Ceritanya sarat akan taktik dan strategi sepakbola modern yang tidak melulu soal posisi pemain tapi peran. I mean, seorang striker “tidak perlu harus” mencetak gol. Kadang perannya adalah untuk membuka ruang buat pemain lain (seperti Giroud di Timnas Prancis). Karena Ashito punya spatial awareness, visi dan kemampuan playmaking, dia dipindah posisinya dari striker ke full-back. Lah kenapa bukan jadi Defensive Midfielder, gitu?
Ini untuk “melindungi” Ashito dari pressing lawan. Playmaking butuh ruang dan waktu untuk melepas passing. Dengan diposisikannya Ashito di sisi lapangan, pressing lawan praktis akan lebih lebih terbatas (tidak bisa diterjang 360 derajat). Siapa pemain di dunia nyata yang seperti ini? Yup Trent Alexander Arnold (Liverpool) dan Olekzander Zhinchenko (Arsenal).
Hal-hal yang taktikal kayak gini yang ga ada di Blue Lock yang setiap pemainnya kayak orang gila semua.

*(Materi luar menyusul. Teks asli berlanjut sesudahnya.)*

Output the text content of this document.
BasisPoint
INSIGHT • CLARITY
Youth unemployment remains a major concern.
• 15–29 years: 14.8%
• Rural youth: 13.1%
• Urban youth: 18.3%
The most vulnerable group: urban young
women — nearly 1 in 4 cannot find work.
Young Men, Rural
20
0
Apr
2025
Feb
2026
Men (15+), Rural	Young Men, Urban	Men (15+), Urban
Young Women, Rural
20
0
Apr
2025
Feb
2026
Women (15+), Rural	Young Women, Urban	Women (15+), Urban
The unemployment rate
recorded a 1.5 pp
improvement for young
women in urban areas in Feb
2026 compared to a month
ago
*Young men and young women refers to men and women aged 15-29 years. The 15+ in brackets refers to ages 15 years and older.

Selain itu, Ashito di sini agak mengingatkan saya sama Eijun Sawamura dari Diamond no Ace. Kedunya punya bakat “spesial” tapi teknik dasarnya kacrut dan masih kasar. Cuma jadi liability kalau tidak padu dengan rekan setim. Untungnya, mereka berdua punya kedisiplinan yang membantu mereka meng-overcome keterbatasan-keterbatasan itu.
Dari segi visual, Ao Ashi sudah tentu inferior dibandingkan dengan Blue Lock. Gaya animasi Ao Ashi masih terkesan jadul. Animasinya memang dinamis tapi tidak se-fluid Haikyuu, terutama di Haikyuu: Dumpster Battle.
Kesimpulan
“Ao Ashi” adalah anime olahraga yang menghibur dengan plot yang realistis, karakter yang kompleks, dan animasi yang fluid. Ao Ashi ini cocok penggemar sepak bola dan terlebih buat kamu-kamu yang gemas sama sepakbola menyerang dan atraktif ala Pep Guardiola. Lewat Ashito, “Ao Ashi” berhasil menangkap esensi dari semangat dan determinasi dari seorang atlet muda.
Anime Ao Ashi bisa ditonton di Disney+.